Arianna Wright Rosenbluth
Arianna Wright Rosenbluth
Dr. Rosenbluth obtained a BS from Rice University in 1946, an MA from Radcliffe College in 1947, and a PhD in physics from Harvard University in 1949 at the age of 22 (she was the fifth woman to earn a physics Ph.D. from Harvard since it began awarding them in 1873). She qualified for the 1944 Summer Olympics in fencing, but she didn’t attend because the Games were canceled due to WWII.
Topics covered
Dr. Rosenbluth is known for creating the Metropolis algorithm (now known as the Metropolis-Hastings algorithm) which is used in Markov Chain Monte Carlo (MCMC), among the most common computational statistics methods. The algorithm is named for Nicholas Metropolis, the first co-author of a 1953 paper, entitled Equation of State Calculations by Fast Computing Machines, with Arianna W. Rosenbluth, Marshall Rosenbluth, Augusta H. Teller and Edward Teller. (Hastings extended it to a more general case in 1970.)

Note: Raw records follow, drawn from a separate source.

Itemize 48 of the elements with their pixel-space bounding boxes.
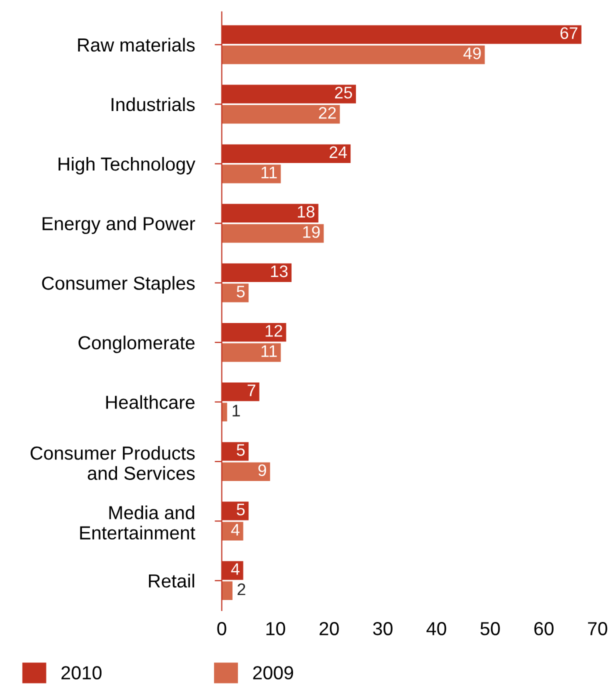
bar [222, 105, 340, 124]
data-label: 5 [236, 286, 245, 298]
data-label: 5 [236, 444, 245, 456]
data-label: 7 [248, 384, 256, 396]
x-tick-label: 40 [426, 622, 446, 636]
x-tick-label: 30 [373, 622, 392, 636]
x-tick-label: 60 [534, 622, 554, 636]
y-tick-label: Media and Entertainment [80, 506, 196, 540]
bar [222, 462, 270, 481]
y-tick-label: Healthcare [106, 395, 195, 409]
y-tick-label: Conglomerate [78, 336, 195, 354]
bar [222, 45, 485, 64]
data-label: 2 [238, 583, 246, 596]
data-label: 13 [271, 265, 288, 278]
bar [222, 284, 249, 302]
x-tick-label: 10 [266, 622, 286, 636]
y-tick-label: High Technology [58, 156, 196, 174]
data-label: 67 [560, 27, 578, 40]
y-tick-label: Retail [148, 574, 194, 588]
data-label: 49 [463, 47, 481, 60]
data-label: 9 [258, 464, 266, 476]
y-tick-label: Raw materials [78, 38, 195, 52]
data-label: 5 [236, 504, 245, 516]
data-label: 11 [262, 345, 277, 357]
data-label: 4 [231, 524, 240, 536]
legend-label: 2009 [253, 666, 294, 680]
data-label: 4 [231, 563, 240, 575]
y-tick-label: Energy and Power [42, 216, 196, 234]
y-tick-label: Consumer Products and Services [30, 446, 195, 480]
x-tick-label: 20 [320, 622, 339, 636]
legend-label: 2010 [61, 666, 102, 680]
data-label: 12 [266, 324, 282, 337]
data-label: 24 [330, 146, 347, 158]
bar [222, 164, 281, 184]
x-tick-label: 70 [588, 622, 608, 636]
data-label: 25 [335, 86, 352, 99]
bar [222, 343, 281, 362]
data-label: 18 [298, 206, 314, 218]
x-tick-label: 50 [480, 622, 500, 636]
bar [222, 581, 232, 600]
data-label: 1 [232, 404, 240, 416]
data-label: 22 [318, 107, 336, 119]
data-label: 19 [303, 226, 320, 238]
bar [222, 224, 324, 243]
x-tick-label: 0 [217, 622, 226, 636]
data-label: 11 [262, 166, 277, 178]
y-tick-label: Consumer Staples [42, 276, 195, 294]
y-tick-label: Industrials [112, 97, 195, 112]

Dr. Rosenbluth’s contribution to the Metropolis algorithm was critical because she did all of the coding. Programming languages did not exist at the time, so Dr. Rosenbluth did all of the programming using machine language – strings of 1’s and 0’s.
Despite having a post-doc at Stanford University after her PhD, she left science just after her post-doc when her first child was born. She died of complicataions of COVID-19 in December of 2020 at the age of 93.
Relevant work
Metropolis, N.; Rosenbluth, A.W.; Rosenbluth, M.N.; Teller, A.H.; Teller, E. (1953). Equation of State Calculations by Fast Computing Machines. Journal of Chemical Physics. 21 (6): 1087–1092.